Albums recorded at European and American studios are commercially successful due to their proper positioning in the world market. African music is very often aimed at so-called "western ears" (this term is often used in critics' reviews of ethnic music releases), i.e. adapted for the audience that hardly get used to ethnic musical instruments, rhythms and vocals. In many respects the commercial success of the final musical product depends on the extent of such an adaptation. For instance, even though the latest releases of such stars of African music as Johnny Clegg & Juluka (South Africa), King Sunny Ade (Nigeria), Geoffrey Oryema (Uganda), Mory Kante (Guinea) and Angelique Kidjo (Benin) are quite popular among the fans and selling well, they're somehow inferior in its beauty and naturality to their earlier records that brought them fame and popularity they have now. And only a few musicians after releasing some non-traditional albums to please the western audience ("Nomad Soul" (1998) by Baaba Maal (Senegal), "Papa" (1999) by Salif Keita (Mali), etc.) manage to find strength and desire to get back to the roots.
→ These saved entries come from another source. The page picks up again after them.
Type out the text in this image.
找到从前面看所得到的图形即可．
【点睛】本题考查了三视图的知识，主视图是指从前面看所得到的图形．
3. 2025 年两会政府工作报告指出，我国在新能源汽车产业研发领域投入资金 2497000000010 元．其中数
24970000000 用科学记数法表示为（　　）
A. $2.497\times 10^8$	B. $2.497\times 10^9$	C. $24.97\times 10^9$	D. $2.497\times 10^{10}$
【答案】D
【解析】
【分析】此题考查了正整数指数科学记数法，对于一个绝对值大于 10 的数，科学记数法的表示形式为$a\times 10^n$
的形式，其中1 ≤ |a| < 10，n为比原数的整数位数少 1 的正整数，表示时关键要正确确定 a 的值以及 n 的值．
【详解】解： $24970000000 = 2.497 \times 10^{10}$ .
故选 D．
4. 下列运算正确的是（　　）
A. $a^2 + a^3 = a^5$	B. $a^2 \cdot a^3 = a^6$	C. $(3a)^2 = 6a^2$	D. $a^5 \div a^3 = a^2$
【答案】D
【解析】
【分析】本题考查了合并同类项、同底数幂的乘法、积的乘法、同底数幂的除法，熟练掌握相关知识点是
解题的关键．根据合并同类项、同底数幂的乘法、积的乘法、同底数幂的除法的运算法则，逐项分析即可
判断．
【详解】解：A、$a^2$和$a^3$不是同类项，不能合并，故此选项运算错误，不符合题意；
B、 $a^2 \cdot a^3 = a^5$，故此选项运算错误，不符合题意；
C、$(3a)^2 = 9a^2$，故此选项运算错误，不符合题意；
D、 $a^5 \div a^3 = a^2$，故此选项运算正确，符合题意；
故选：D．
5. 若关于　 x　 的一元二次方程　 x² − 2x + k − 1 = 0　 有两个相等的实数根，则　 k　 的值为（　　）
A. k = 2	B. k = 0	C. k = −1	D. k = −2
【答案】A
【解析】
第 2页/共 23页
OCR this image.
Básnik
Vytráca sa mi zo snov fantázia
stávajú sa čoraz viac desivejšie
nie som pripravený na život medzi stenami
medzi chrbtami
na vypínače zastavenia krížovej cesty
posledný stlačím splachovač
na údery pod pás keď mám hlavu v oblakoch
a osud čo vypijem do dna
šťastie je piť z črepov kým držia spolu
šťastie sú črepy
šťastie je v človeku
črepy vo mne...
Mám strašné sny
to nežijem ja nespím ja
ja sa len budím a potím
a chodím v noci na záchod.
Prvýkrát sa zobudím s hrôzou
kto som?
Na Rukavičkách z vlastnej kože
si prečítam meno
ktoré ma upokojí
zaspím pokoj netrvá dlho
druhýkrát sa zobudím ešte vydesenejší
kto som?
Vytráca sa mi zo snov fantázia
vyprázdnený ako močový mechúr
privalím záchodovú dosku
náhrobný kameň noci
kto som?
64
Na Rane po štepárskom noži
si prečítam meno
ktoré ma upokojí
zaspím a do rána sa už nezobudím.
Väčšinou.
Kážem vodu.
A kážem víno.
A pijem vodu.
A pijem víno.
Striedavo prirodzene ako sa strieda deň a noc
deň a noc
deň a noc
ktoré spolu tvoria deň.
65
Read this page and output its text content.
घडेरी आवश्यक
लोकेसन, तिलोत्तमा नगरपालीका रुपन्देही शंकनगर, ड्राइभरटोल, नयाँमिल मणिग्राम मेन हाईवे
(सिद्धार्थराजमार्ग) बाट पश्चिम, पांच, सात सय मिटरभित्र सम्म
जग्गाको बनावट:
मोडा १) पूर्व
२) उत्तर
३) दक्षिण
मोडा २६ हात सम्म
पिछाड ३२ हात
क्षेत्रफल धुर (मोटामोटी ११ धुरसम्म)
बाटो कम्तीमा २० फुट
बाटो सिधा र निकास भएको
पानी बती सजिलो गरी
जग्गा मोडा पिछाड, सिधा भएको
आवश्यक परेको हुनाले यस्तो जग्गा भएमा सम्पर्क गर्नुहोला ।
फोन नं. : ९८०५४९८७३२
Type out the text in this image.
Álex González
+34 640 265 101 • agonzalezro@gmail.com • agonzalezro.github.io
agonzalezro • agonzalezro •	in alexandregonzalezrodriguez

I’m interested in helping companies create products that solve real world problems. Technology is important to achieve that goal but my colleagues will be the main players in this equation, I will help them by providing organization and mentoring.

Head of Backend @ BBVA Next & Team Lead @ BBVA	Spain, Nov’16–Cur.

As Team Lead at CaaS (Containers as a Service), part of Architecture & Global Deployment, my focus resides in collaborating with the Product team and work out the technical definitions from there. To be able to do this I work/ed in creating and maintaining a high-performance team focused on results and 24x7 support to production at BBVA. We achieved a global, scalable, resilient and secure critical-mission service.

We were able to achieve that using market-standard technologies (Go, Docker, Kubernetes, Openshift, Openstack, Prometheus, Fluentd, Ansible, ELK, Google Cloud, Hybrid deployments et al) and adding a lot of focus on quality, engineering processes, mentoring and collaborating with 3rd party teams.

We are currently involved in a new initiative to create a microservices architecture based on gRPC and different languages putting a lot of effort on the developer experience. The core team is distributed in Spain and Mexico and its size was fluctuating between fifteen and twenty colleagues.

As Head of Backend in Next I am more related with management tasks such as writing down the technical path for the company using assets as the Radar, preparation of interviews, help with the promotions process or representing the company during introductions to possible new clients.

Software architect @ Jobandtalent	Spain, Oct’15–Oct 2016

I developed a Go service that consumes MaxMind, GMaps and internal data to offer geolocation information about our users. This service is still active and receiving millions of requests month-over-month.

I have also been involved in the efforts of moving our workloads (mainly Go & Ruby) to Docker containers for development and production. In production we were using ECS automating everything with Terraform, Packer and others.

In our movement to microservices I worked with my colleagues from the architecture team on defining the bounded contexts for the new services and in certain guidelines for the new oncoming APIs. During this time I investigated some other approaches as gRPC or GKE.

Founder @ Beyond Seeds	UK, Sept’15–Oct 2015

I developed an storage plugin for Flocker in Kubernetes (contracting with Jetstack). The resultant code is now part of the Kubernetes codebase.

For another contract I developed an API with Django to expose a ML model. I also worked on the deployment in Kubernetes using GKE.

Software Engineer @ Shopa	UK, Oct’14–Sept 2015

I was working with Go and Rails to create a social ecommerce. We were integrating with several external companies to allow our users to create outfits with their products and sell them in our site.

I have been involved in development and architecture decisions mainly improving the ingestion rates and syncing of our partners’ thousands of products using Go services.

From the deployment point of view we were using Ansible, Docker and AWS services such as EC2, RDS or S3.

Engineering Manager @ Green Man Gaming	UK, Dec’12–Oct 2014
However, one can't assert that the problem of preservation of traditional music in Africa is really the consequence of westernization. The opposite process of africanization takes place as well, especially when it concerns French and American music. Many music genres, e.g. reggae and rap, have African roots and their popularity in Africa can be considered as going back to the roots rather than following the fashion and blind imitation of foreign music. Many African musicians deliberately experiment with new music styles and genres and are helped by exchange of experience with western colleagues as well as getting supplementary musical education in Europe and America. Thanks to the use of adopted musical instruments along with traditional ones African music finds a new sound thereby enriching African culture. Thus, a famous composer named Wally Badarou, born and educated in France but having lived a long time in Benin where his father had been working, used to compose music for American movies and perform with many famous musicians such as Grace Jones, Herbie Hancock, Robin Scott a.k.a. M, Caribbean bands The Gibson Brothers and Kassav, and later as a member of Level 42, but he was always faithful to African musical traditions. "Now that the world is becoming more aware of African music," he says in his interview, "I felt [as an African] that it was important that this interest did not become a simple fashion or fad. There are two ways to confirm one's authenticity: to do what's expected of your background, or to go beyond that, and do what is not meant to be your music. Because no matter what you do, you're different from the white pop world, anyway. I want people to be aware that Africans can be sensitive to other forms of music, too."